Internationaliser la recherche par les publications

18/11/2022
Sciences Po Series in International Relations and Political Economy

Entretien avec le créateur de la collection, Christophe Jaffrelot

Le Centre de recherches internationales de Sciences Po mène depuis plusieurs décennies une politique active d’encouragement des publications scientifiques, en français, et depuis la fin des années 1990, en anglais. En 2002, la collection du CERI a été créée chez Palgrave Macmillan, qui célèbre cette année 20 ans d’un partenariat des plus heureux et 50 ouvrages publiés en anglais, qu’il s’agisse de traductions ou d’ouvrages originaux directement écrits en anglais  ! Nous revenons ici sur la création de cette collection, ce qu’elle a permis et les raisons pour lesquelles il est important de poursuivre cette politique de publication en anglais qui, comme d’autres dispositifs, contribue à l’internationalisation de la recherche menée au CERI. 

 
 
Quel état d’esprit a présidé à la création de cette collection en 2002 ?
 
Christophe Jaffrelot : En 2002, deux ans après ma prise de fonction à la tête du CERI, développer le pôle Publications était pour moi une priorité absolue qui faisait d’ailleurs partie du programme de direction, très détaillé, que Christian Lequesne et moi avions présenté au laboratoire en 2000. Le pôle, porté par Rachel Bouyssou, Judith Burko et Cynthia Schoch, faisait preuve d’un dynamisme remarquable et se développait déjà au travers de collections en français et en anglais. Au-delà, le Conseil de laboratoire partageait la volonté de la direction d’aider les chercheurs à publier davantage, les ouvrages restant un débouché naturel pour notre production scientifique.
 
Cette collection est venue renforcer l’offre de publication en langue anglaise du CERI, qui avait en 2002 déjà créé une collection avec l’éditeur britannique Hurst & Co. Comment les deux collections se sont-elles complétées au fil des années ?

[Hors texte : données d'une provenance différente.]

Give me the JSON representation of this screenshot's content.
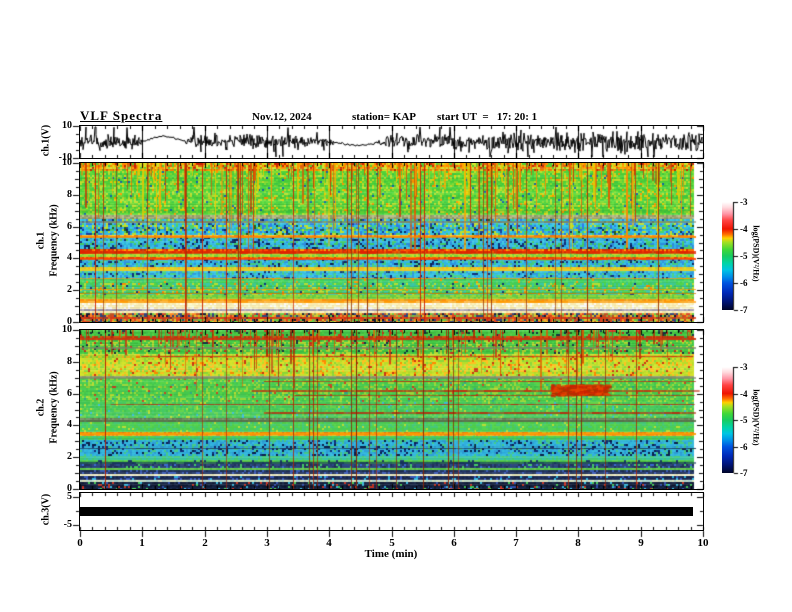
{
  "header": {
    "title": "VLF Spectra",
    "date": "Nov.12, 2024",
    "station": "station= KAP",
    "start_ut": "start UT  =   17: 20: 1"
  },
  "xaxis": {
    "label": "Time (min)",
    "ticks": [
      "0",
      "1",
      "2",
      "3",
      "4",
      "5",
      "6",
      "7",
      "8",
      "9",
      "10"
    ],
    "minutes_span": 10,
    "data_end_min": 9.84
  },
  "panels": {
    "ch1_wave": {
      "ylabel": "ch.1(V)",
      "yticks": [
        "10",
        "-10"
      ],
      "ytick_values": [
        10,
        -10
      ]
    },
    "spec1": {
      "ylabel_channel": "ch.1",
      "ylabel_axis": "Frequency (kHz)",
      "yticks": [
        "10",
        "8",
        "6",
        "4",
        "2",
        "0"
      ],
      "ytick_values": [
        10,
        8,
        6,
        4,
        2,
        0
      ]
    },
    "spec2": {
      "ylabel_channel": "ch.2",
      "ylabel_axis": "Frequency (kHz)",
      "yticks": [
        "10",
        "8",
        "6",
        "4",
        "2",
        "0"
      ],
      "ytick_values": [
        10,
        8,
        6,
        4,
        2,
        0
      ]
    },
    "ch3": {
      "ylabel": "ch.3(V)",
      "yticks": [
        "5",
        "-5"
      ],
      "ytick_values": [
        5,
        -5
      ]
    }
  },
  "colorbar": {
    "label": "log(PSD)(V²/Hz)",
    "ticks": [
      "-3",
      "-4",
      "-5",
      "-6",
      "-7"
    ],
    "gradient": [
      [
        "#ffffff",
        0
      ],
      [
        "#ffdade",
        5
      ],
      [
        "#ff96a6",
        11
      ],
      [
        "#ff4444",
        17
      ],
      [
        "#ee1400",
        25
      ],
      [
        "#ff7000",
        30
      ],
      [
        "#ffd000",
        33.5
      ],
      [
        "#a8e020",
        37
      ],
      [
        "#40d838",
        44
      ],
      [
        "#18cc60",
        50
      ],
      [
        "#00d4a8",
        57
      ],
      [
        "#00c4e4",
        63
      ],
      [
        "#0088e8",
        70
      ],
      [
        "#0054e0",
        75
      ],
      [
        "#0028b8",
        84
      ],
      [
        "#001478",
        92
      ],
      [
        "#000428",
        100
      ]
    ]
  },
  "colors": {
    "background": "#ffffff",
    "frame": "#000000",
    "trace": "#000000",
    "ch3_bar": "#000000"
  },
  "chart_data": [
    {
      "type": "line",
      "name": "ch1-voltage-waveform",
      "ylabel": "ch.1(V)",
      "xlabel": "Time (min)",
      "xlim": [
        0,
        10
      ],
      "ylim": [
        -10,
        10
      ],
      "description": "Dense broadband noise trace about 0 V with frequent spikes toward +/-9 V; quiet smooth arcs near 1.0-1.7 min and 4.1-4.8 min; strongest bursts near 7.0-7.5 min and after 8.8 min",
      "amplitude_envelope": [
        [
          0,
          5.5
        ],
        [
          0.9,
          5
        ],
        [
          1.0,
          1.5
        ],
        [
          1.7,
          1.5
        ],
        [
          1.8,
          5.5
        ],
        [
          2.6,
          6
        ],
        [
          3.4,
          5
        ],
        [
          4.05,
          2
        ],
        [
          4.85,
          2
        ],
        [
          5.0,
          5.5
        ],
        [
          6.3,
          5.5
        ],
        [
          7.0,
          8
        ],
        [
          7.5,
          6
        ],
        [
          8.3,
          6.5
        ],
        [
          8.8,
          7.5
        ],
        [
          9.4,
          6
        ],
        [
          9.84,
          7
        ]
      ],
      "smooth_arcs": [
        {
          "t": [
            1.0,
            1.7
          ],
          "peak_V": 3.5
        },
        {
          "t": [
            4.1,
            4.8
          ],
          "peak_V": -2
        }
      ]
    },
    {
      "type": "heatmap",
      "name": "ch1-spectrogram",
      "ylabel": "ch.1 Frequency (kHz)",
      "xlim": [
        0,
        10
      ],
      "ylim": [
        0,
        10
      ],
      "zlim": [
        -7,
        -3
      ],
      "zlabel": "log(PSD)(V²/Hz)",
      "t_end_min": 9.84,
      "description": "Green/yellow sferic-streaked region 6.7-10 kHz, cyan-blue bands 2.6-6.5 kHz with strong red interference band near 4.4 kHz, green 1.4-2.7 kHz, bright cream band 0.9-1.3 kHz, mixed stripes below 0.7 kHz",
      "bands": [
        {
          "f": [
            10,
            9.55
          ],
          "colors": [
            "#d8e42a",
            "#ffa500",
            "#55cc33",
            "#e06010",
            "#ccdd33",
            "#ff8800"
          ],
          "spk": [
            "#cc2200"
          ],
          "p": 0.1
        },
        {
          "f": [
            9.55,
            6.75
          ],
          "colors": [
            "#4fd43a",
            "#62de3d",
            "#bfe12f",
            "#4fd43a",
            "#86dd35",
            "#3fcc44"
          ],
          "spk": [
            "#ff9900",
            "#1166aa",
            "#e8d000"
          ],
          "p": 0.07
        },
        {
          "f": [
            6.75,
            6.5
          ],
          "colors": [
            "#9aa071",
            "#b0b080",
            "#8a9a68",
            "#b8c090"
          ]
        },
        {
          "f": [
            6.5,
            5.52
          ],
          "colors": [
            "#3dc8e8",
            "#2fb6e0",
            "#4ad46b",
            "#2f7fe8",
            "#bfe12f",
            "#35c0e8"
          ],
          "spk": [
            "#1a3fa0",
            "#0a2a66",
            "#206020"
          ],
          "p": 0.12
        },
        {
          "f": [
            5.52,
            5.36
          ],
          "colors": [
            "#ff9210",
            "#ffb020",
            "#e07010",
            "#ffcc30"
          ]
        },
        {
          "f": [
            5.36,
            4.6
          ],
          "colors": [
            "#38bce8",
            "#2f8fe0",
            "#45cc66",
            "#2fb6e0",
            "#40c8e0"
          ],
          "spk": [
            "#10307a",
            "#0a1f55"
          ],
          "p": 0.14
        },
        {
          "f": [
            4.6,
            4.32
          ],
          "colors": [
            "#e82800",
            "#ff4a00",
            "#d03000",
            "#ff7700"
          ],
          "spk": [
            "#ffaa00"
          ],
          "p": 0.15
        },
        {
          "f": [
            4.32,
            4.12
          ],
          "colors": [
            "#a8d832",
            "#c0e030",
            "#7ad23a"
          ]
        },
        {
          "f": [
            4.12,
            3.96
          ],
          "colors": [
            "#ff5f00",
            "#e83a00",
            "#ff8800"
          ]
        },
        {
          "f": [
            3.96,
            3.4
          ],
          "colors": [
            "#38c4e8",
            "#2f93e0",
            "#45cc80",
            "#2fb6e0"
          ],
          "spk": [
            "#10307a",
            "#0a1f55"
          ],
          "p": 0.14
        },
        {
          "f": [
            3.4,
            3.22
          ],
          "colors": [
            "#e8d820",
            "#ffb020",
            "#d8cc30"
          ]
        },
        {
          "f": [
            3.22,
            2.7
          ],
          "colors": [
            "#40c8e8",
            "#2f9fe0",
            "#4ad48a",
            "#38c0e0"
          ],
          "spk": [
            "#10307a"
          ],
          "p": 0.11
        },
        {
          "f": [
            2.7,
            2.4
          ],
          "colors": [
            "#44d455",
            "#55dd66",
            "#3fcc7a"
          ],
          "spk": [
            "#ff9900"
          ],
          "p": 0.03
        },
        {
          "f": [
            2.4,
            1.7
          ],
          "colors": [
            "#44cc58",
            "#38c8a8",
            "#52d44a",
            "#b8dd33",
            "#3fc890"
          ],
          "spk": [
            "#ff8800",
            "#10307a"
          ],
          "p": 0.06
        },
        {
          "f": [
            1.7,
            1.42
          ],
          "colors": [
            "#86d838",
            "#9ad83a",
            "#66cc44"
          ]
        },
        {
          "f": [
            1.42,
            1.26
          ],
          "colors": [
            "#ffb022",
            "#ff9010",
            "#e8a020"
          ]
        },
        {
          "f": [
            1.26,
            0.88
          ],
          "colors": [
            "#ffffd8",
            "#fff8c0",
            "#ffeeb0",
            "#ffffff",
            "#f8f0b8"
          ]
        },
        {
          "f": [
            0.88,
            0.68
          ],
          "colors": [
            "#b2a8c0",
            "#a8a0b0",
            "#c0b8c8",
            "#9a94a8"
          ]
        },
        {
          "f": [
            0.68,
            0.52
          ],
          "colors": [
            "#fff8c8",
            "#ffeeb8",
            "#f0e8a8"
          ]
        },
        {
          "f": [
            0.52,
            0
          ],
          "colors": [
            "#ff8822",
            "#9a9a48",
            "#dd4422",
            "#30447a",
            "#66cc44",
            "#d8c830",
            "#c05020"
          ],
          "spk": [
            "#101830"
          ],
          "p": 0.1
        }
      ],
      "h_lines": [
        {
          "f": 6.37,
          "c": "#7a8866",
          "w": 2
        },
        {
          "f": 5.44,
          "c": "#ff8800",
          "w": 2
        },
        {
          "f": 4.46,
          "c": "#e02200",
          "w": 3
        },
        {
          "f": 4.04,
          "c": "#ff4400",
          "w": 2
        },
        {
          "f": 3.31,
          "c": "#e8d020",
          "w": 2
        },
        {
          "f": 2.78,
          "c": "#ff9900",
          "w": 1
        },
        {
          "f": 2.06,
          "c": "#ff9900",
          "w": 1
        },
        {
          "f": 1.83,
          "c": "#cc7700",
          "w": 1
        },
        {
          "f": 1.32,
          "c": "#ff9900",
          "w": 2
        },
        {
          "f": 0.3,
          "c": "#dd3311",
          "w": 2
        }
      ],
      "streaks": {
        "count": 170,
        "zone_frac": 0.55,
        "len": [
          12,
          110
        ],
        "colors": [
          "#ff8800",
          "#ffaa00",
          "#e05500",
          "#e8cc00",
          "#cc3300"
        ],
        "full_count": 26,
        "full_colors": [
          "#cc2200",
          "#993300"
        ],
        "tail_color": "#3fcc66"
      }
    },
    {
      "type": "heatmap",
      "name": "ch2-spectrogram",
      "ylabel": "ch.2 Frequency (kHz)",
      "xlim": [
        0,
        10
      ],
      "ylim": [
        0,
        10
      ],
      "zlim": [
        -7,
        -3
      ],
      "zlabel": "log(PSD)(V²/Hz)",
      "t_end_min": 9.84,
      "description": "Mostly green with red sferic streaks above 5.5 kHz, bright yellow band 7.2-8.5 kHz, red interference blotch near 6.2 kHz at 7.6-8.4 min, cyan-blue 2.1-3 kHz, dark navy bands below 1.6 kHz with cream lines near 0.9 and 0.5 kHz",
      "bands": [
        {
          "f": [
            10,
            9.6
          ],
          "colors": [
            "#44cc44",
            "#3fc43f",
            "#55d44a",
            "#48c850"
          ],
          "spk": [
            "#113344",
            "#226622",
            "#cc3322"
          ],
          "p": 0.16
        },
        {
          "f": [
            9.6,
            9.42
          ],
          "colors": [
            "#cc3a11",
            "#dd5511",
            "#44aa44",
            "#b84410"
          ]
        },
        {
          "f": [
            9.42,
            8.55
          ],
          "colors": [
            "#44cc48",
            "#50d44a",
            "#b8dd33",
            "#40c844"
          ],
          "spk": [
            "#cc3322",
            "#113344"
          ],
          "p": 0.09
        },
        {
          "f": [
            8.55,
            7.15
          ],
          "colors": [
            "#b8dd2a",
            "#d4e42a",
            "#8ad83a",
            "#ffc020",
            "#c8e030"
          ],
          "spk": [
            "#ff8800",
            "#cc3311"
          ],
          "p": 0.08
        },
        {
          "f": [
            7.15,
            6.95
          ],
          "colors": [
            "#8a9a68",
            "#9aa878",
            "#a0a878"
          ]
        },
        {
          "f": [
            6.95,
            5.5
          ],
          "colors": [
            "#48cc55",
            "#55d44a",
            "#9ad83a",
            "#44c84c"
          ],
          "spk": [
            "#b8dd33",
            "#2faa88",
            "#cc4422"
          ],
          "p": 0.08
        },
        {
          "f": [
            5.5,
            4.45
          ],
          "colors": [
            "#48cc5a",
            "#44c868",
            "#66d44a",
            "#40c455"
          ],
          "spk": [
            "#38bcd8",
            "#b8dd33"
          ],
          "p": 0.06
        },
        {
          "f": [
            4.45,
            4.25
          ],
          "colors": [
            "#6a8858",
            "#78946a",
            "#5c7850"
          ]
        },
        {
          "f": [
            4.25,
            3.62
          ],
          "colors": [
            "#48cc5a",
            "#55d44f",
            "#44c878",
            "#50cc48"
          ],
          "spk": [
            "#b8dd33"
          ],
          "p": 0.05
        },
        {
          "f": [
            3.62,
            3.38
          ],
          "colors": [
            "#ffa010",
            "#e88010",
            "#d8c020",
            "#ff8800"
          ]
        },
        {
          "f": [
            3.38,
            3.02
          ],
          "colors": [
            "#44cc66",
            "#3fc888",
            "#55d44a"
          ]
        },
        {
          "f": [
            3.02,
            2.12
          ],
          "colors": [
            "#38bce0",
            "#2f9fd8",
            "#45cc88",
            "#2fb0e0",
            "#35b8dd"
          ],
          "spk": [
            "#10307a",
            "#0a1f4a"
          ],
          "p": 0.15
        },
        {
          "f": [
            2.12,
            1.88
          ],
          "colors": [
            "#3fc8a0",
            "#44cc77",
            "#38c4b0"
          ]
        },
        {
          "f": [
            1.88,
            1.58
          ],
          "colors": [
            "#52cc44",
            "#44c455",
            "#5cd04a"
          ],
          "spk": [
            "#1a3a66"
          ],
          "p": 0.09
        },
        {
          "f": [
            1.58,
            1.32
          ],
          "colors": [
            "#22335c",
            "#2a4a88",
            "#334a7a",
            "#283e6e"
          ],
          "spk": [
            "#3a6ad0",
            "#44cc66"
          ],
          "p": 0.18
        },
        {
          "f": [
            1.32,
            1.18
          ],
          "colors": [
            "#5fc84a",
            "#70cc55",
            "#55c444"
          ]
        },
        {
          "f": [
            1.18,
            0.97
          ],
          "colors": [
            "#1c2c50",
            "#24386a",
            "#203058"
          ],
          "spk": [
            "#3a5ab8"
          ],
          "p": 0.2
        },
        {
          "f": [
            0.97,
            0.82
          ],
          "colors": [
            "#fffada",
            "#f0f0c0",
            "#f8f4cc"
          ]
        },
        {
          "f": [
            0.82,
            0.56
          ],
          "colors": [
            "#16244a",
            "#1e305e",
            "#1a2a52"
          ],
          "spk": [
            "#3a5ac0",
            "#2fb6e0"
          ],
          "p": 0.18
        },
        {
          "f": [
            0.56,
            0.44
          ],
          "colors": [
            "#cfe8d0",
            "#b8e0d8",
            "#e8f0c8"
          ]
        },
        {
          "f": [
            0.44,
            0
          ],
          "colors": [
            "#101c38",
            "#182848",
            "#0c1630",
            "#141f40"
          ],
          "spk": [
            "#2f4fb0",
            "#38bce0",
            "#cc3322",
            "#44cc55"
          ],
          "p": 0.2
        }
      ],
      "h_lines": [
        {
          "f": 9.5,
          "c": "#cc3311",
          "w": 2
        },
        {
          "f": 8.92,
          "c": "#7a8866",
          "w": 2
        },
        {
          "f": 8.35,
          "c": "#cc3311",
          "w": 1,
          "x0": 0.1
        },
        {
          "f": 7.02,
          "c": "#7a8866",
          "w": 2
        },
        {
          "f": 6.8,
          "c": "#b03010",
          "w": 1,
          "x0": 0.3
        },
        {
          "f": 6.2,
          "c": "#c03010",
          "w": 2,
          "x0": 0.28
        },
        {
          "f": 5.9,
          "c": "#b03010",
          "w": 1,
          "x0": 0.35
        },
        {
          "f": 5.35,
          "c": "#b03010",
          "w": 1,
          "x0": 0.05
        },
        {
          "f": 4.85,
          "c": "#b03010",
          "w": 2,
          "x0": 0.3
        },
        {
          "f": 4.32,
          "c": "#55704a",
          "w": 2
        },
        {
          "f": 3.52,
          "c": "#ff9900",
          "w": 2
        },
        {
          "f": 2.6,
          "c": "#1a3a5c",
          "w": 1
        },
        {
          "f": 1.72,
          "c": "#14305c",
          "w": 2
        }
      ],
      "streaks": {
        "count": 95,
        "zone_frac": 0.45,
        "len": [
          8,
          65
        ],
        "colors": [
          "#cc3311",
          "#dd5500",
          "#b02200",
          "#e06600"
        ],
        "full_count": 22,
        "full_colors": [
          "#b02200",
          "#8a2200"
        ],
        "tail_color": "#44cc55"
      },
      "blotch": {
        "t": [
          7.55,
          8.45
        ],
        "f": [
          5.95,
          6.6
        ],
        "colors": [
          "#cc2200",
          "#e84400",
          "#aa3300"
        ],
        "count": 420
      }
    },
    {
      "type": "line",
      "name": "ch3-voltage-waveform",
      "ylabel": "ch.3(V)",
      "xlim": [
        0,
        10
      ],
      "ylim": [
        -5,
        5
      ],
      "t_end_min": 9.84,
      "description": "Saturated constant-level signal drawn as a solid black bar around 0 V for the whole record",
      "band_V": [
        -1.6,
        1.6
      ]
    }
  ]
}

Christophe Jaffrelot : The CERI series in Comparative Politics and International Studies avait vu le jour en 1998, deux ans après que j’ai rencontré Christopher Hurst et Michael Dwyer, respectivement fondateur et directeur éditorial de Hurst and Co chez qui j’avais publié mon premier livre en anglais en 19961. La traduction du livre de Fariba Adelkhah, Being Modern in Iran (copublié avec Columbia University Press), avait inauguré cette collection que je dirigeais alors avec le directeur du CERI de l’époque Jean-François Bayart, qui, à la suite de Jean-Luc Domenach, avait déjà créé et poursuivi plusieurs collections en français au CERI.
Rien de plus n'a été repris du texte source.